ASEAN is poised to make history with landmark joint military exercises in the South China Sea. The decision, announced by ASEAN chair Indonesia, comes at a time of rising tension and uncertainty in the region. The decision was announced by ASEAN chair Indonesia following a meeting of military commanders from the 10 ASEAN member states in Indonesia. The exercise will take place in the North Natuna Sea, the area closest to the South China Sea.

Scheduled for September, the joint military exercise aims to strengthen "ASEAN centrality," according to Admiral Yudo Margono, commander of the TNI. However, the exercise will not include combat operations. The main objective is to strengthen cooperation and unity among ASEAN members.

The South China Sea has long been a point of contention, with the United States and China vying for influence, and has tested ASEAN's unity in recent years.

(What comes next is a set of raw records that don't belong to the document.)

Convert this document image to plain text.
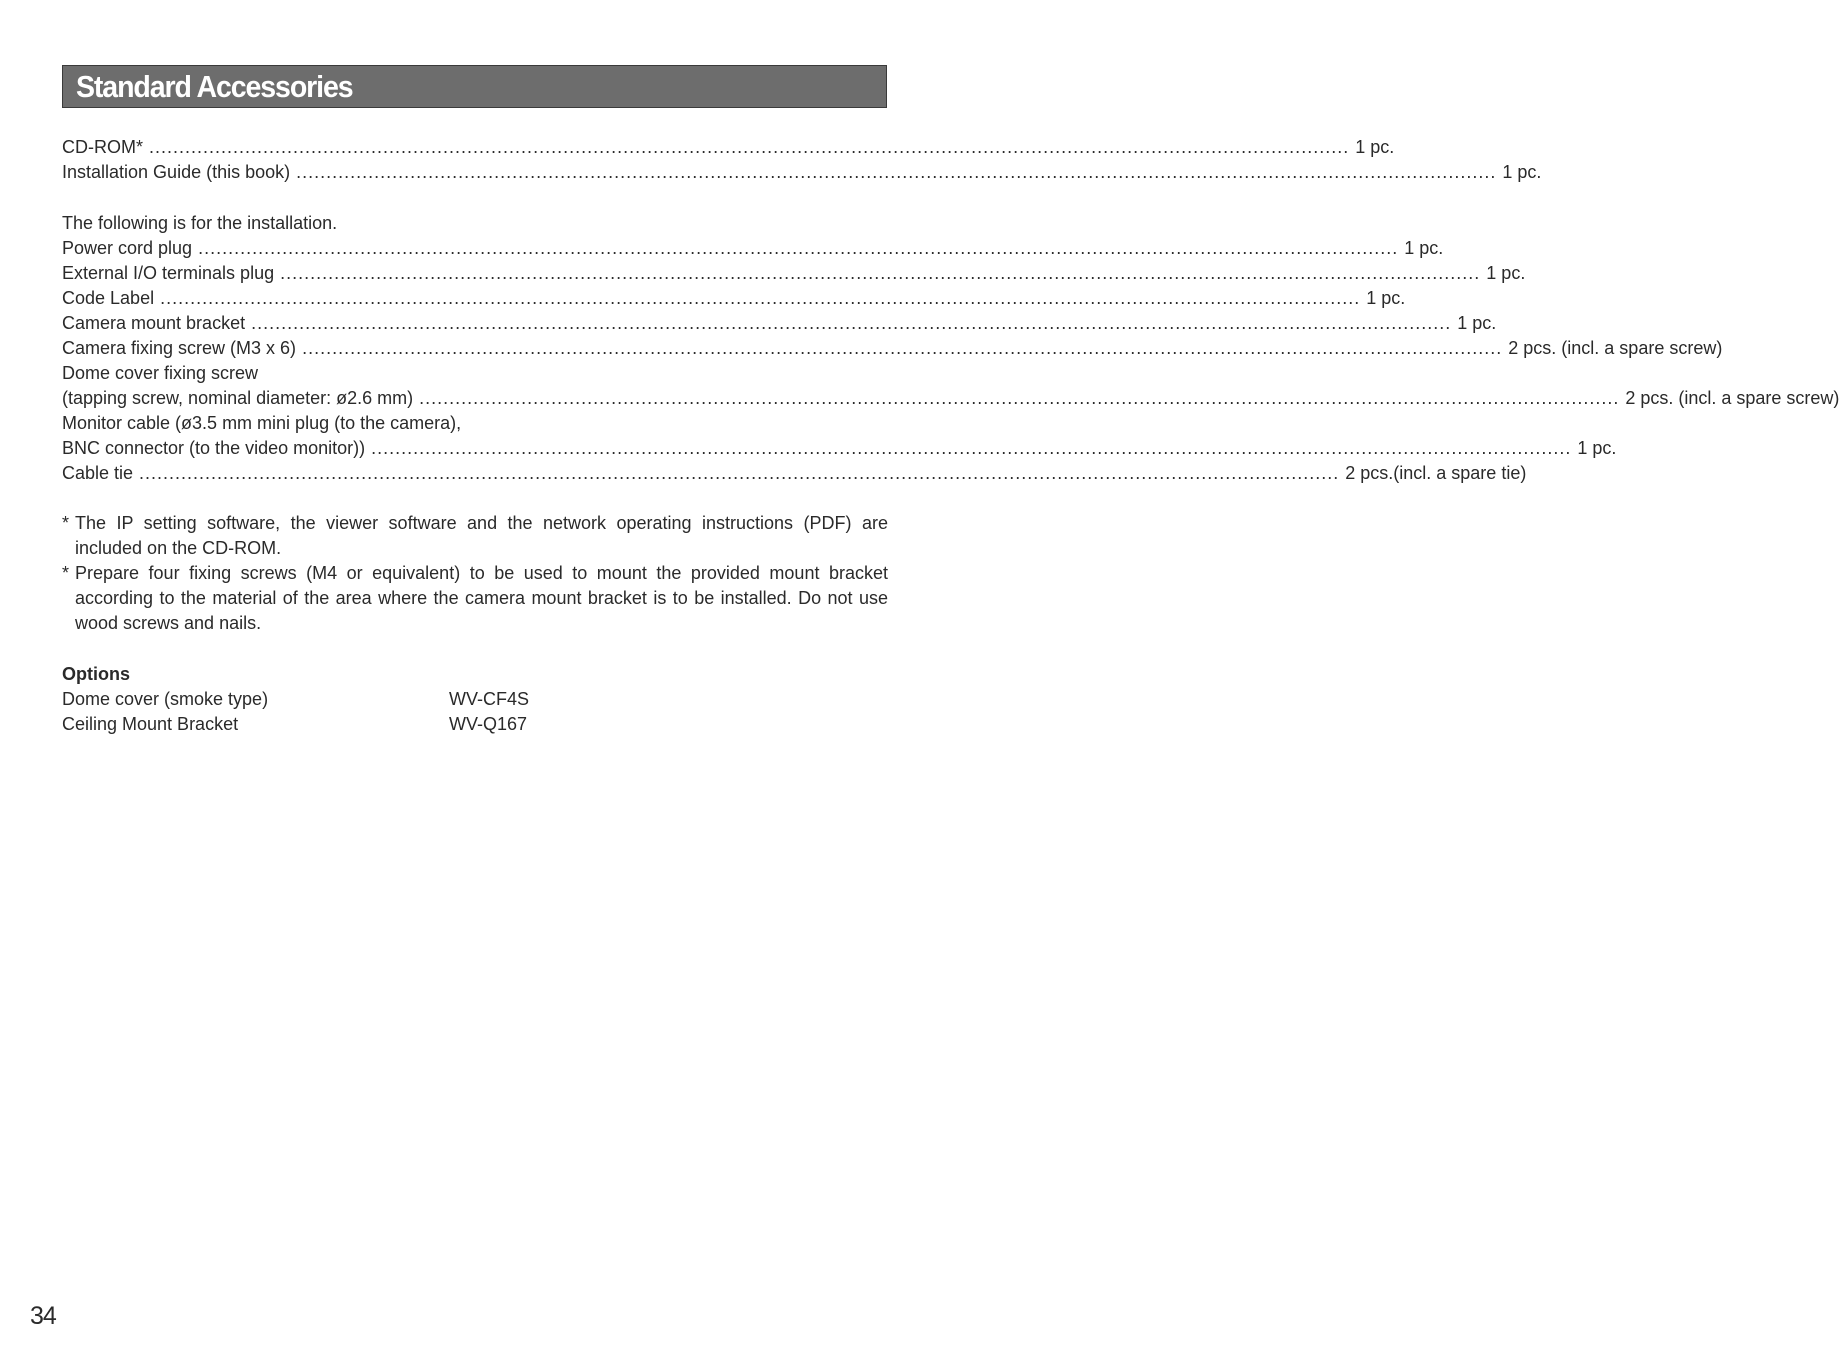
Standard Accessories
CD-ROM* ........................................................................................................................................................................................................ 1 pc.
Installation Guide (this book) ........................................................................................................................................................................................................ 1 pc.
The following is for the installation.
Power cord plug ........................................................................................................................................................................................................ 1 pc.
External I/O terminals plug ........................................................................................................................................................................................................ 1 pc.
Code Label ........................................................................................................................................................................................................ 1 pc.
Camera mount bracket ........................................................................................................................................................................................................ 1 pc.
Camera fixing screw (M3 x 6) ........................................................................................................................................................................................................ 2 pcs. (incl. a spare screw)
Dome cover fixing screw
(tapping screw, nominal diameter: ø2.6 mm) ........................................................................................................................................................................................................ 2 pcs. (incl. a spare screw)
Monitor cable (ø3.5 mm mini plug (to the camera),
BNC connector (to the video monitor)) ........................................................................................................................................................................................................ 1 pc.
Cable tie ........................................................................................................................................................................................................ 2 pcs.(incl. a spare tie)
* The IP setting software, the viewer software and the network operating instructions (PDF) are included on the CD-ROM.
* Prepare four fixing screws (M4 or equivalent) to be used to mount the provided mount bracket according to the material of the area where the camera mount bracket is to be installed. Do not use wood screws and nails.
Options
Dome cover (smoke type)	WV-CF4S
Ceiling Mount Bracket	WV-Q167
34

Julius Widjojono, a spokesman for the Indonesian military, also stressed that the exercise was related to the high risk of disasters in Southeast Asia. With an annual trade value of about $3.5 trillion, the South China Sea is a very important trade route in the region. Therefore, it is imperative to enhance cooperation and preparedness in dealing with potential disasters.

This is also inextricably linked to China, which has increased its assertiveness in the South China Sea through the extensive deployment of coast guard vessels and fishing boats, extending its presence to 1,500 kilometers from its coastline. China's expansive claims, based on its historic "nine-dash line" map, were ruled legally baseless by an international arbitral tribunal in 2016.

ASEAN countries such as Vietnam, the Philippines, Brunei, and Malaysia also have conflicting territorial claims with China, which claims sovereignty over vast areas of sea, including parts of Indonesia's exclusive economic zone (EEZ).

On the other hand, ASEAN has long pushed for a maritime code of conduct with China, and some of its member states have had disputes with Beijing. For example, Vietnam has criticized Chinese incursions near gas blocks in its EEZ, while the Philippines has denounced China's aggressive tactics and joint patrol plans with the United States. China, however, insists that coast guard operations in disputed waters are routine activities within its sovereign territory.

Therefore, ASEAN's joint military exercises in the South China Sea are expected to enhance regional cooperation, reduce tensions, and maintain stability and security in the region.